10 : ‘But the Lord said, ‘You are concerned about a vine that you did not plant or take care of, a vine that grew up in one night and died the next.
11 : In that city of Nineveh there are more than a hundred and twenty thousand people who cannot tell right from wrong, and many cattle are also there. Don’t you think I should be concerned about that big city?’
a) God has used the vine and the worm to challenge Jonah’s emotions and his reasoning – if Jonah had got so worked up about the loss of the vine, which had appeared and disappeared within a day – how much more should concern be shown for a city of 120,00 wayward inhabitants?
b) I think God is also making the point that the vine was never Jonah’s – he didn’t even work to make it grow; he could stake no claim over it; and yet, he became very attached to it, and mourned its loss – or even let his anger and rage get the better of him again. How easily we lay claim to things which were never ours by right. We should live with a healthily loose attachment to things, and nurture the sense that all things are a gift to us from the Almighty Giver.

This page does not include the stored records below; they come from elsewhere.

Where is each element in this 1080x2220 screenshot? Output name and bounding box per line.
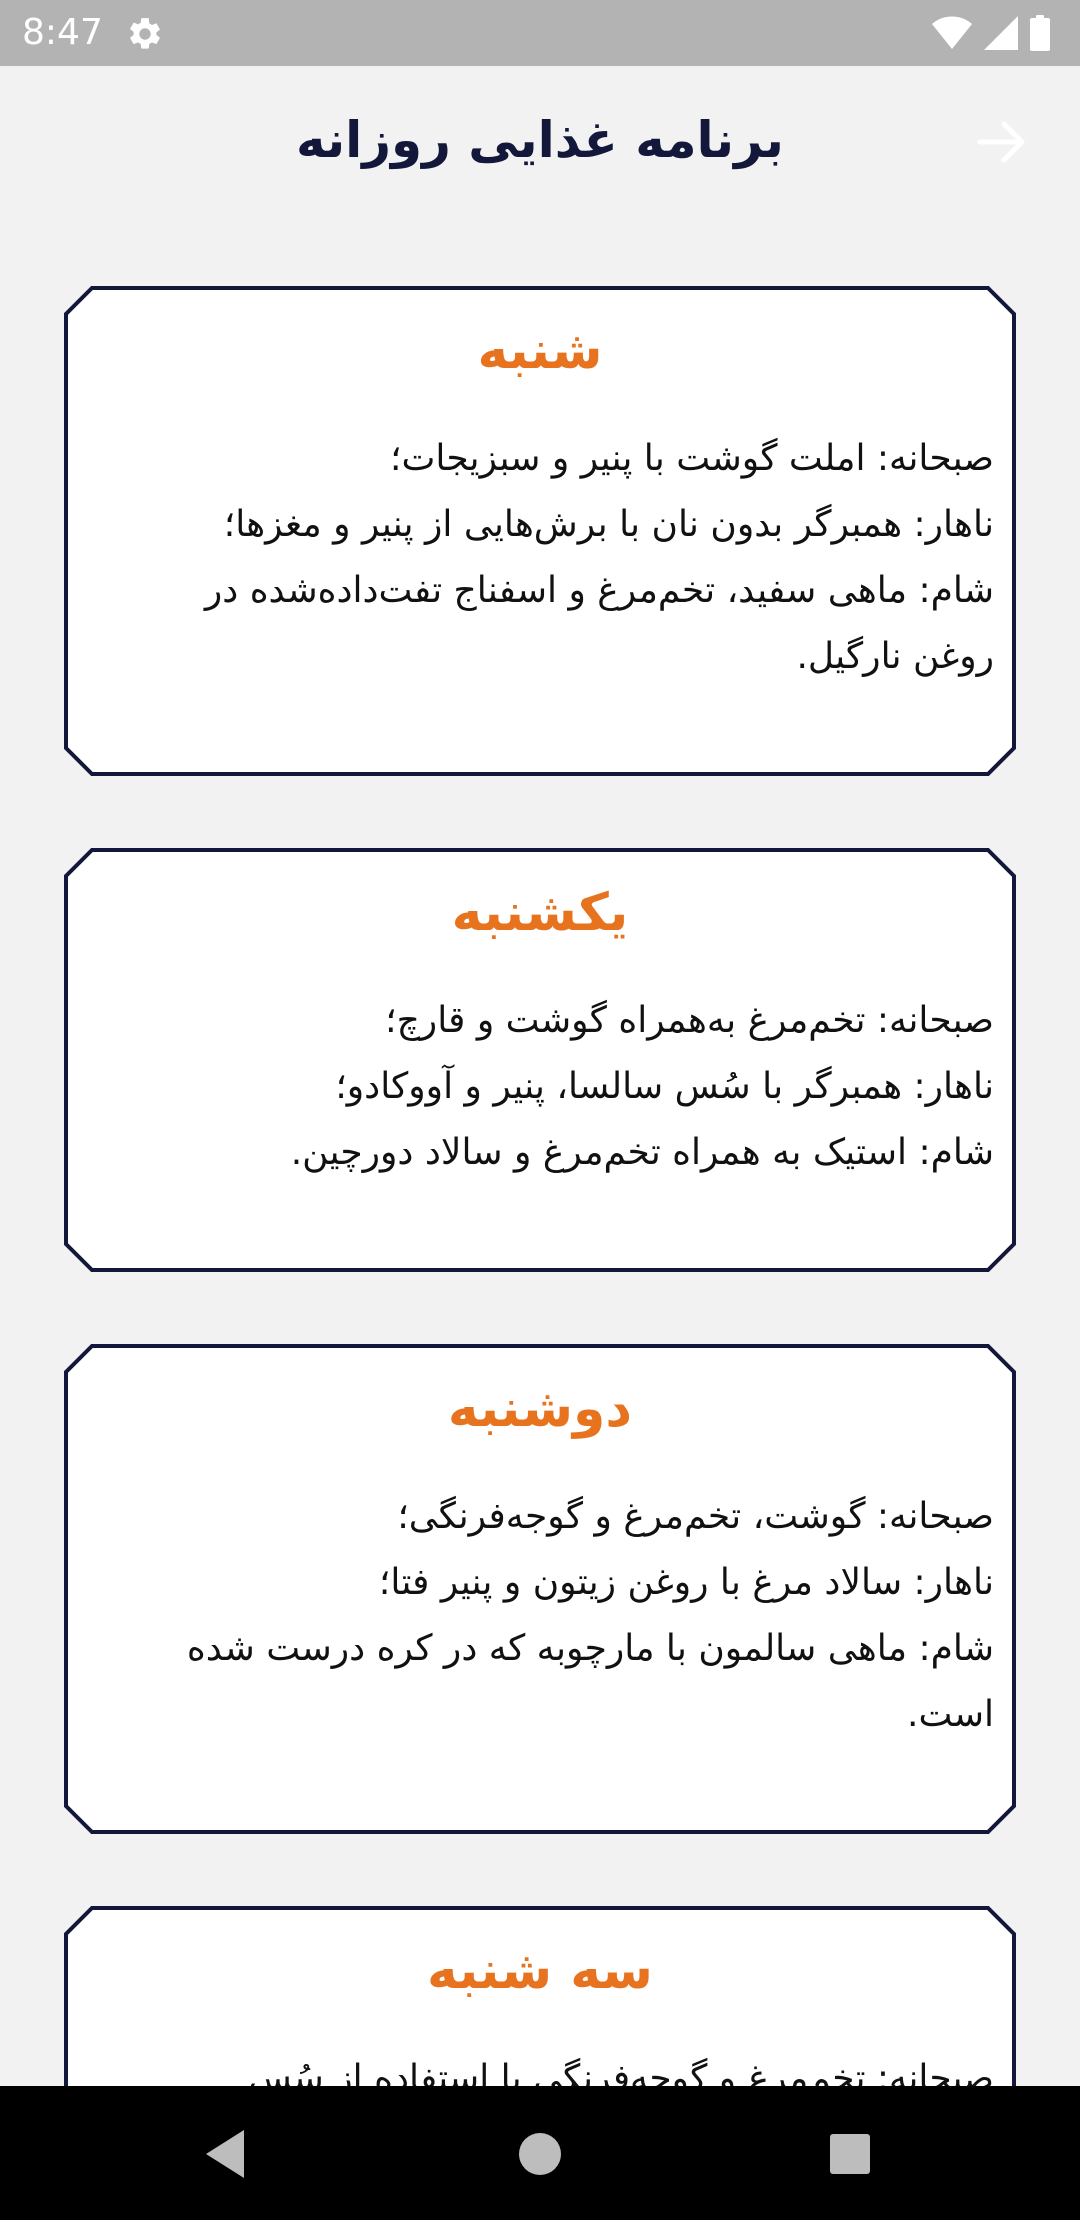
meal-line: شام: ماهی سالمون با مارچوبه که در کره در… bbox=[186, 1628, 994, 1669]
day-card: یکشنبه صبحانه: تخم‌مرغ به‌همراه گوشت و ق… bbox=[64, 848, 1016, 1272]
gear-icon bbox=[130, 18, 160, 49]
meal-line: صبحانه: تخم‌مرغ و گوجه‌فرنگی با استفاده … bbox=[247, 2058, 994, 2086]
day-title: یکشنبه bbox=[451, 883, 629, 943]
meal-line: صبحانه: گوشت، تخم‌مرغ و گوجه‌فرنگی؛ bbox=[397, 1496, 994, 1537]
meal-line: روغن نارگیل. bbox=[796, 636, 994, 677]
meal-line: ناهار: همبرگر با سُس سالسا، پنیر و آووکا… bbox=[335, 1066, 994, 1107]
home-circle-icon[interactable] bbox=[508, 2122, 572, 2186]
meal-line: ناهار: همبرگر بدون نان با برش‌هایی از پن… bbox=[223, 504, 994, 545]
battery-icon bbox=[1030, 15, 1050, 51]
meal-line: ناهار: سالاد مرغ با روغن زیتون و پنیر فت… bbox=[378, 1562, 994, 1603]
meal-line: شام: ماهی سفید، تخم‌مرغ و اسفناج تفت‌داد… bbox=[204, 570, 994, 611]
meal-text: صبحانه: تخم‌مرغ به‌همراه گوشت و قارچ؛ نا… bbox=[124, 988, 994, 1186]
wifi-icon bbox=[932, 16, 972, 49]
navigation-bar bbox=[0, 2086, 1080, 2220]
meal-text: صبحانه: املت گوشت با پنیر و سبزیجات؛ ناه… bbox=[124, 426, 994, 690]
meal-line: شام: استیک به همراه تخم‌مرغ و سالاد دورچ… bbox=[290, 1132, 994, 1173]
meal-text: صبحانه: گوشت، تخم‌مرغ و گوجه‌فرنگی؛ ناها… bbox=[124, 1484, 994, 1748]
recents-square-icon[interactable] bbox=[818, 2122, 882, 2186]
day-title: سه شنبه bbox=[427, 1941, 653, 2001]
meal-text: صبحانه: تخم‌مرغ و گوجه‌فرنگی با استفاده … bbox=[124, 2046, 994, 2086]
day-card: سه شنبه صبحانه: تخم‌مرغ و گوجه‌فرنگی با … bbox=[64, 1906, 1016, 2086]
day-card: شنبه صبحانه: املت گوشت با پنیر و سبزیجات… bbox=[64, 286, 1016, 776]
back-triangle-icon[interactable] bbox=[194, 2122, 258, 2186]
meal-line: صبحانه: املت گوشت با پنیر و سبزیجات؛ bbox=[390, 438, 994, 479]
status-time: 8:47 bbox=[22, 12, 103, 53]
status-bar: 8:47 bbox=[0, 0, 1080, 66]
day-title: شنبه bbox=[477, 321, 603, 381]
meal-line: صبحانه: تخم‌مرغ به‌همراه گوشت و قارچ؛ bbox=[385, 1000, 994, 1041]
meal-plan-list[interactable]: شنبه صبحانه: املت گوشت با پنیر و سبزیجات… bbox=[0, 66, 1080, 2086]
meal-line: است. bbox=[907, 1694, 994, 1735]
day-card: دوشنبه صبحانه: گوشت، تخم‌مرغ و گوجه‌فرنگ… bbox=[64, 1344, 1016, 1834]
status-icons bbox=[932, 15, 1050, 51]
day-title: دوشنبه bbox=[447, 1379, 633, 1439]
cellular-signal-icon bbox=[984, 16, 1018, 50]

c) Finishing the book with those two questions, ‘do you have the right to be angry about the vine?’ and ‘don’t you think I should be concerned about that big city?’ is a clever literary device.
It gives us a glimpse into the heart of God, of His passions, His purposes, His mission to ALL the world.

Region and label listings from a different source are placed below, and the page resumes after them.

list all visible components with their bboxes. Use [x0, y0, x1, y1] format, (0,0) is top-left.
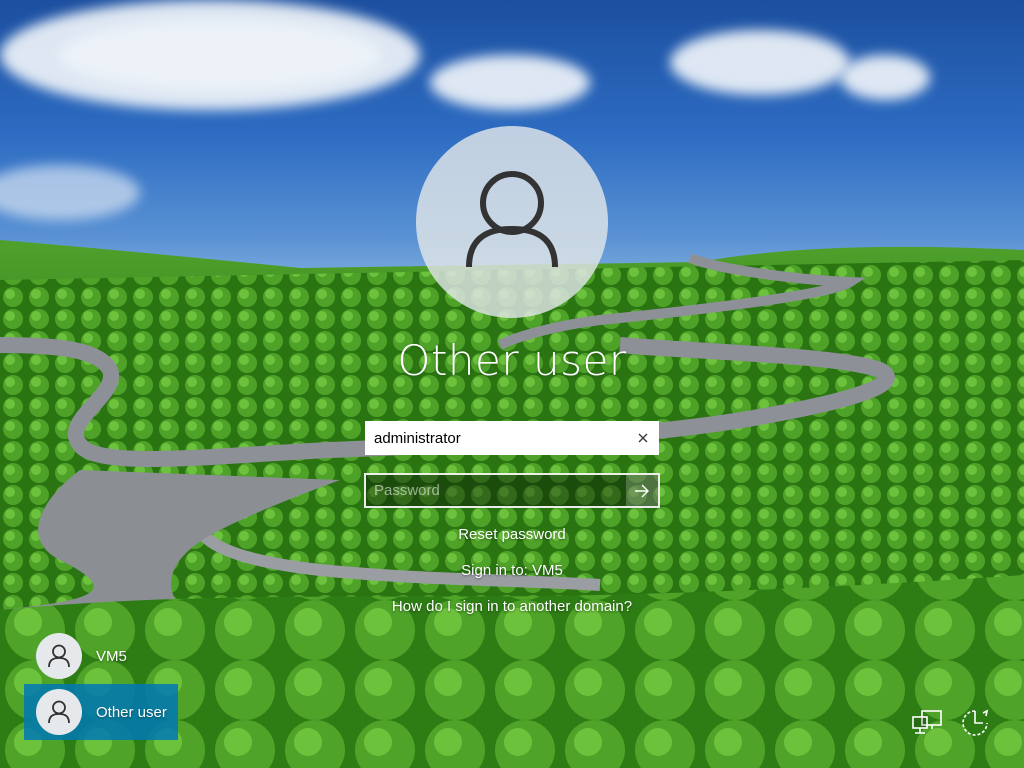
- user-tile-label: Other user: [96, 703, 167, 721]
- username-input[interactable]: [374, 422, 624, 454]
- close-icon[interactable]: [628, 422, 658, 454]
- user-tile-other-user[interactable]: Other user: [24, 684, 178, 740]
- arrow-right-icon[interactable]: [626, 475, 658, 506]
- user-silhouette-icon: [48, 644, 70, 668]
- reset-password-link[interactable]: Reset password: [312, 526, 712, 543]
- network-icon[interactable]: [910, 706, 944, 740]
- user-avatar: [416, 126, 608, 318]
- username-field[interactable]: [365, 421, 659, 455]
- user-title: Other user: [397, 336, 627, 385]
- password-input[interactable]: [374, 475, 619, 506]
- user-tile-label: VM5: [96, 647, 127, 665]
- sign-in-to-label: Sign in to: VM5: [461, 562, 563, 579]
- password-field[interactable]: [364, 473, 660, 508]
- ease-of-access-icon[interactable]: [958, 706, 992, 740]
- user-tile-vm5[interactable]: VM5: [24, 628, 178, 684]
- user-silhouette-icon: [48, 700, 70, 724]
- other-domain-link[interactable]: How do I sign in to another domain?: [312, 598, 712, 615]
- avatar: [36, 689, 82, 735]
- avatar: [36, 633, 82, 679]
- user-silhouette-icon: [466, 171, 558, 268]
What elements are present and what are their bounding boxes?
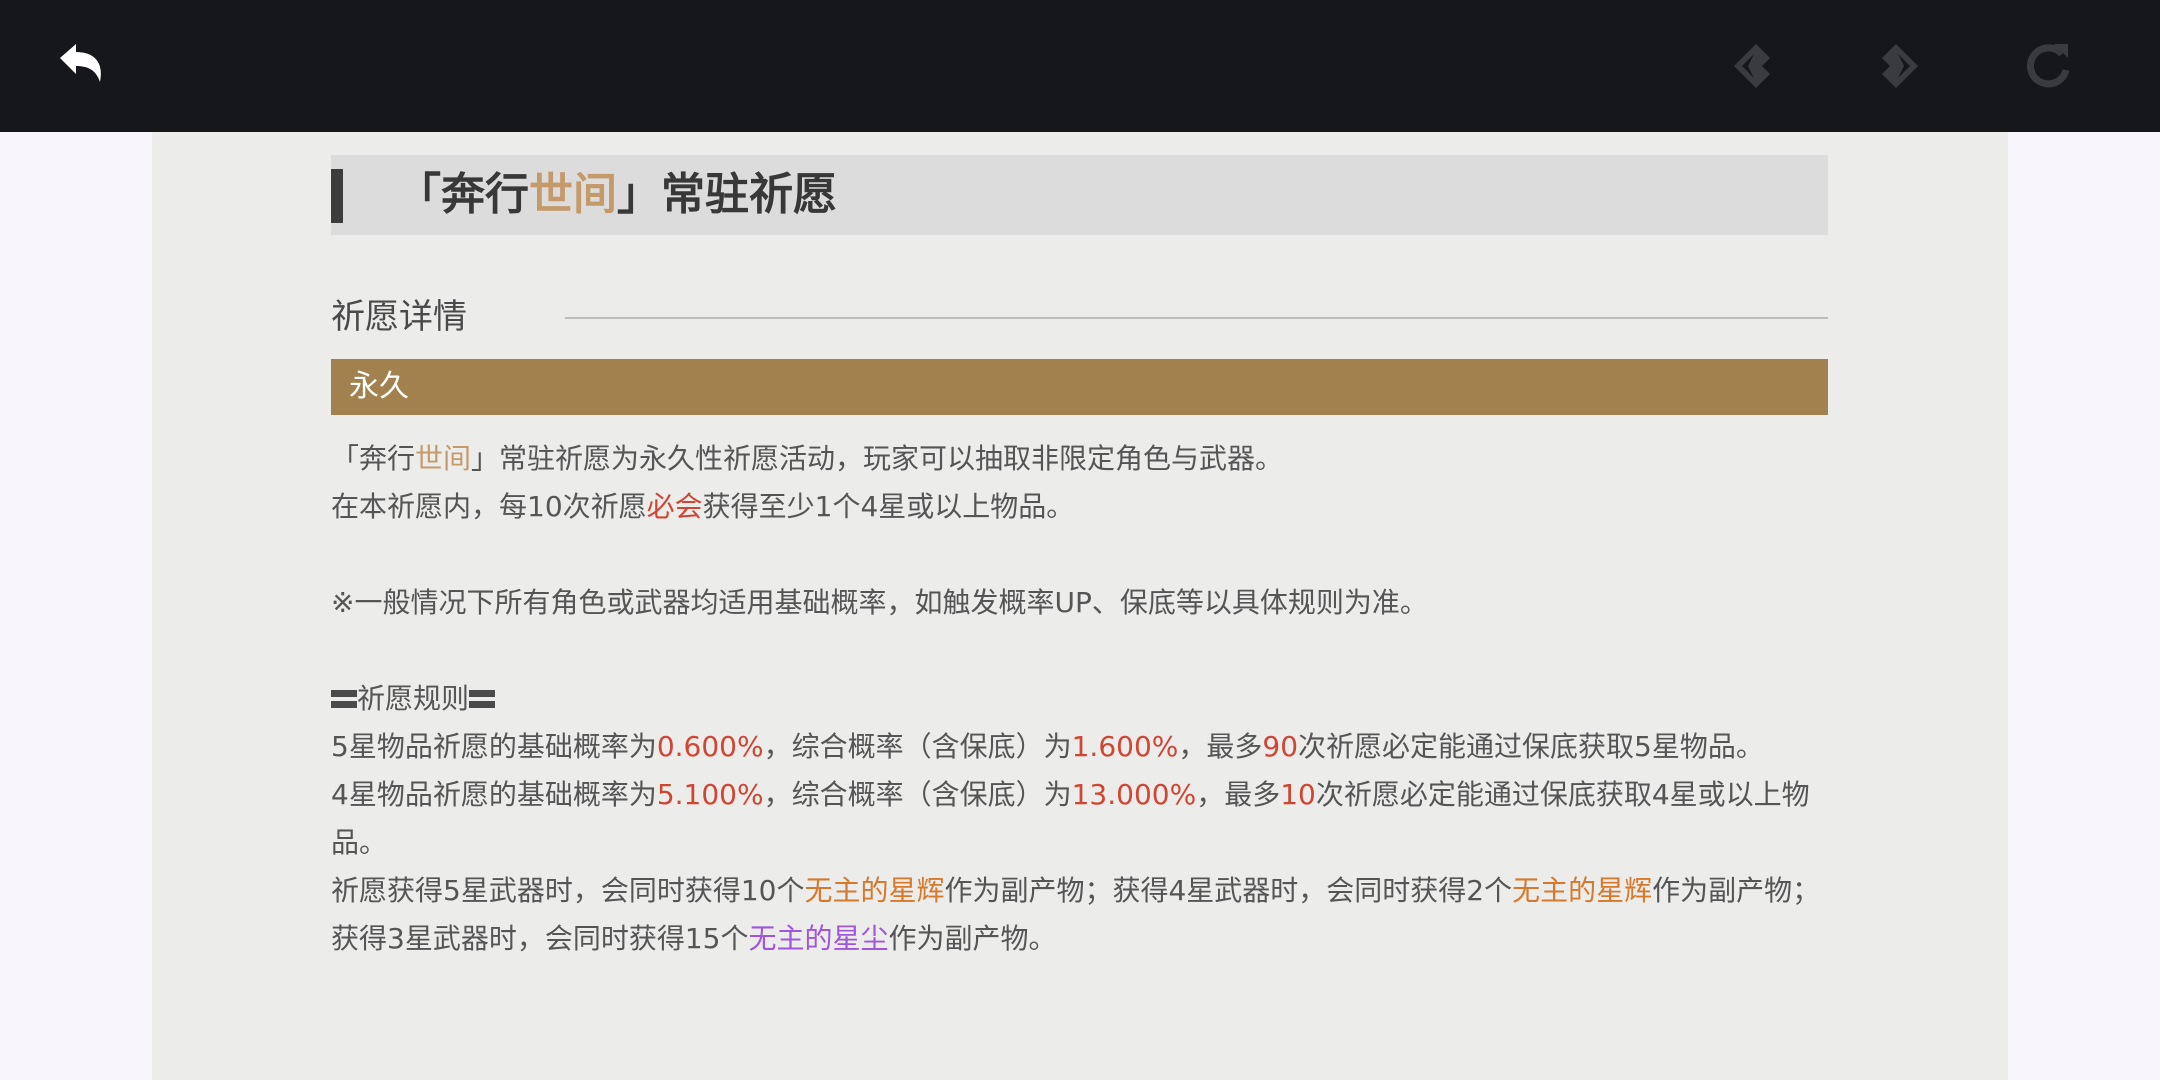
duration-bar: 永久 (331, 359, 1828, 415)
double-bar-icon (331, 688, 357, 710)
text: ，最多 (1178, 730, 1263, 763)
text: 4星物品祈愿的基础概率为 (331, 778, 657, 811)
next-button[interactable] (1870, 36, 1930, 96)
text: 获得至少1个4星或以上物品。 (702, 490, 1075, 523)
description-body: 「奔行世间」常驻祈愿为永久性祈愿活动，玩家可以抽取非限定角色与武器。 在本祈愿内… (331, 435, 1828, 963)
text: 5星物品祈愿的基础概率为 (331, 730, 657, 763)
title-part: 「奔行 (397, 169, 529, 220)
content-page[interactable]: 「奔行世间」常驻祈愿 祈愿详情 永久 「奔行世间」常驻祈愿为永久性祈愿活动，玩家… (152, 132, 2008, 1080)
top-toolbar (0, 0, 2160, 132)
wish-details-content: 「奔行世间」常驻祈愿 祈愿详情 永久 「奔行世间」常驻祈愿为永久性祈愿活动，玩家… (331, 155, 1828, 963)
title-part: 」常驻祈愿 (617, 169, 837, 220)
back-arrow-icon (60, 44, 101, 82)
rate-value: 0.600% (656, 730, 764, 763)
highlight-text: 必会 (646, 490, 703, 523)
rules-title: 祈愿规则 (331, 675, 1828, 723)
section-divider (565, 317, 1828, 319)
description-line: 「奔行世间」常驻祈愿为永久性祈愿活动，玩家可以抽取非限定角色与武器。 (331, 435, 1828, 483)
rules-title-text: 祈愿规则 (357, 682, 470, 715)
page-title: 「奔行世间」常驻祈愿 (397, 155, 837, 235)
text: 「奔行 (331, 442, 416, 475)
pity-count: 10 (1280, 778, 1316, 811)
text: 」常驻祈愿为永久性祈愿活动，玩家可以抽取非限定角色与武器。 (471, 442, 1284, 475)
text: 作为副产物；获得4星武器时，会同时获得2个 (944, 874, 1513, 907)
text: ，综合概率（含保底）为 (763, 778, 1072, 811)
title-highlight: 世间 (529, 169, 617, 220)
rate-value: 13.000% (1071, 778, 1197, 811)
title-accent (331, 169, 343, 223)
item-name: 无主的星尘 (748, 922, 889, 955)
section-label: 祈愿详情 (331, 297, 467, 337)
text: ，综合概率（含保底）为 (763, 730, 1072, 763)
text: 在本祈愿内，每10次祈愿 (331, 490, 647, 523)
section-header: 祈愿详情 (331, 287, 1828, 347)
previous-icon (1734, 44, 1770, 88)
banner-title-bar: 「奔行世间」常驻祈愿 (331, 155, 1828, 235)
rate-value: 1.600% (1071, 730, 1179, 763)
next-icon (1882, 44, 1918, 88)
rate-value: 5.100% (656, 778, 764, 811)
text: 作为副产物。 (888, 922, 1057, 955)
highlight-text: 世间 (415, 442, 472, 475)
rule-byproduct: 祈愿获得5星武器时，会同时获得10个无主的星辉作为副产物；获得4星武器时，会同时… (331, 867, 1828, 963)
double-bar-icon (469, 688, 496, 710)
refresh-button[interactable] (2018, 36, 2078, 96)
item-name: 无主的星辉 (804, 874, 945, 907)
description-line: 在本祈愿内，每10次祈愿必会获得至少1个4星或以上物品。 (331, 483, 1828, 531)
previous-button[interactable] (1722, 36, 1782, 96)
text: 祈愿获得5星武器时，会同时获得10个 (331, 874, 805, 907)
refresh-icon (2027, 44, 2070, 88)
item-name: 无主的星辉 (1512, 874, 1653, 907)
pity-count: 90 (1262, 730, 1299, 763)
text: 次祈愿必定能通过保底获取5星物品。 (1298, 730, 1764, 763)
back-button[interactable] (52, 36, 112, 96)
rule-4-star: 4星物品祈愿的基础概率为5.100%，综合概率（含保底）为13.000%，最多1… (331, 771, 1828, 867)
rule-5-star: 5星物品祈愿的基础概率为0.600%，综合概率（含保底）为1.600%，最多90… (331, 723, 1828, 771)
text: ，最多 (1196, 778, 1281, 811)
note-line: ※一般情况下所有角色或武器均适用基础概率，如触发概率UP、保底等以具体规则为准。 (331, 586, 1428, 619)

And I think it raises a mirror up for the reader / listener.
How would you / I answer those questions?
What do you have to say on all this?
Give to me, Lord, the eyes of faith
the heart of compassion
the arms of love and welcoming embrace
the feet swift to take Your gospel good news to all the places You send.
Give to me, Lord, Your grace to forgive my many faults and failings
Your love to inspire me
Your passion for the lost, hurting and lonely
Your Spirit to guide me
from where I am now
to where You would have me be.
I love You, Lord, for I know You are watching over me.